Jim Grosvenor, que apontava para Matt Coleman, saltou para trás. Para ter mais campo de ação, teve de desviar a sua arma para um lado, para o mais rápido dos pistoleiros, que já levantava o revólver. Apertou o gatilho e ainda a detonação atroava o pequeno edifício, enquanto Bertha gritava histericamente, e já Jim voltava a disparar.
Desta vez a sua bala alcançou o outro. O chumbo disparado pelo segundo pistoleiro roçou a cabeça de Grosvenor, fazendo brotar o sangue. O projétil de Grosvenor não roçou a cabeça do seu adversário. Atravessou-a limpamente, fazendo-o tombar de costas.
Matt Coleman tocou nas notas; depois afastou-se delas, e de joelhos, como estava, perto do tesouro do seu primo, o «Senhor de Llano Estacado», «sacou» um revólver, armando-o com uma pancada da mão esquerda e apontando-o ao jovem médico.
Grosvenor inclinou-se para um lado, disparando de novo. Matt Coleman dobrou a cabeça, apoiando-a no peito e, depois de largar a arma, caiu sobre a roupa de Maria, sobre os maços de notas que tinham provocado a sua morte. Seguiu-se um silêncio, uma pausa. Jones, o taberneiro, suspirou ruidosamente.
— O dinheiro... sempre o mesmo, E ainda há quem proteste quando se lhes quer cobrar uma cerveja... A verdade é que o dinheiro é uma porcaria.
Maria olhava para Grosvenor sem se atrever a dizer nada, sem se mexer. O pai murmurou:
— Ajudá-lo-ei a guardar esse dinheiro, senhor Grosvenor. Disse-o com as palavras exatas: fazendo esse hospital, será bem empregado. Nós voltaremos a Green River, procurarei trabalho, espero que me perdoem a minha indignidade...

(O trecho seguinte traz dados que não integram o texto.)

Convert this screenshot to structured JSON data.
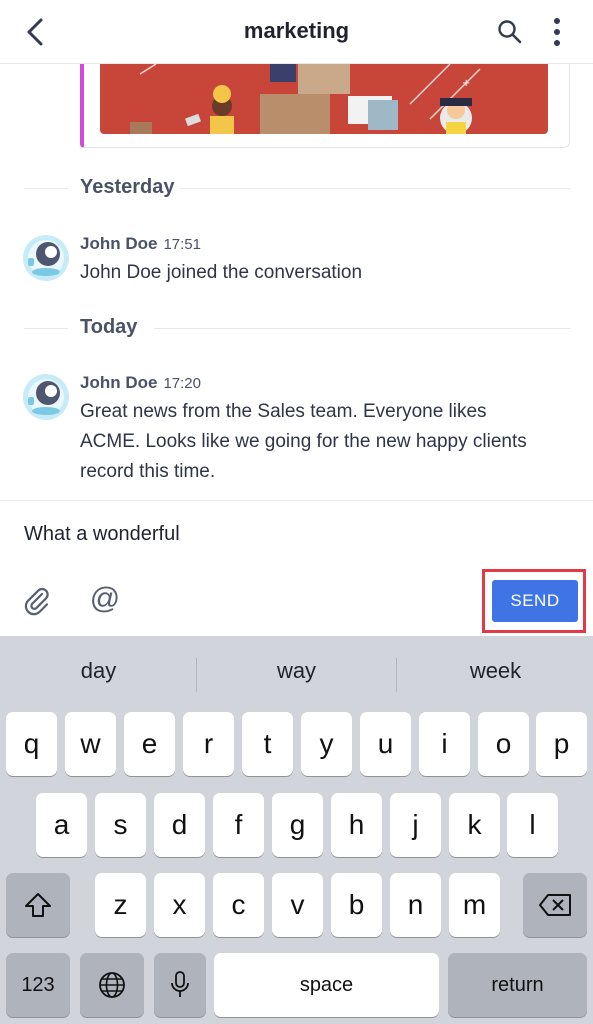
{
  "header": {
    "title": "marketing",
    "back_icon": "chevron-left-icon",
    "search_icon": "search-icon",
    "menu_icon": "more-vertical-icon"
  },
  "attachment": {
    "accent_color": "#d24bd8",
    "image_bg": "#c8453a"
  },
  "dividers": [
    {
      "label": "Yesterday"
    },
    {
      "label": "Today"
    }
  ],
  "messages": [
    {
      "author": "John Doe",
      "time": "17:51",
      "text": "John Doe joined the conversation"
    },
    {
      "author": "John Doe",
      "time": "17:20",
      "text": "Great news from the Sales team. Everyone likes ACME. Looks like we going for the new happy clients record this time."
    }
  ],
  "composer": {
    "value": "What a wonderful",
    "attach_icon": "paperclip-icon",
    "mention_label": "@",
    "send_label": "SEND",
    "send_color": "#3f74e6",
    "highlight_color": "#e23b46"
  },
  "keyboard": {
    "suggestions": [
      "day",
      "way",
      "week"
    ],
    "row1": [
      "q",
      "w",
      "e",
      "r",
      "t",
      "y",
      "u",
      "i",
      "o",
      "p"
    ],
    "row2": [
      "a",
      "s",
      "d",
      "f",
      "g",
      "h",
      "j",
      "k",
      "l"
    ],
    "row3": [
      "z",
      "x",
      "c",
      "v",
      "b",
      "n",
      "m"
    ],
    "numbers_label": "123",
    "space_label": "space",
    "return_label": "return",
    "shift_icon": "shift-icon",
    "delete_icon": "backspace-icon",
    "globe_icon": "globe-icon",
    "mic_icon": "microphone-icon"
  }
}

— Eu tenho trabalho para si, Benjamin, se quiser aceitá-lo. Em Abilene. Será o encarregado das obras do hospital, e depois seu administrador. Apanhe esse dinheiro, pois a partir deste momento ficará a seu cargo.
Benjamin corou.
— Atreve-se a pô-lo nas minhas mãos? Depois de eu querer roubá-lo?
— Faremos uma coisa. A Maria que diga se posso confiar-lho.
Maria baixou a cabeça.
— É muito bom... depois do que lhe fizemos...
— Queres vir para Abilene, Maria? — perguntou Jim. — Comigo?
— Não te mereço, Jim — murmurou ela.
Jim segurou-a por um braço, para tirá-la da estalagem. A senhora Andella e as suas outras filhas estavam ao pé da carroça, muito assustadas com os tiros. Quando viu a filha com Jim, e depois Benjamin, que saía com o saco do dinheiro, abraçou-se às filhas:
— Parece-me que acabaram as nossas amarguras, filhas!
Jim ajudava Maria, que montava no cavalo do pai. Benjamin guardou o saco na carroça, dizendo alegremente:
— Subam para a carroça, vamos embora daqui! Para Abilene!
-- E a Maria, Benjamin?
— A Maria já não precisa de nós, Margaret. Salvou--nos da desonra e agora abre-nos uma nova vida. Deus a abençoe!
Empreenderam a viagem para o Llano Estacado.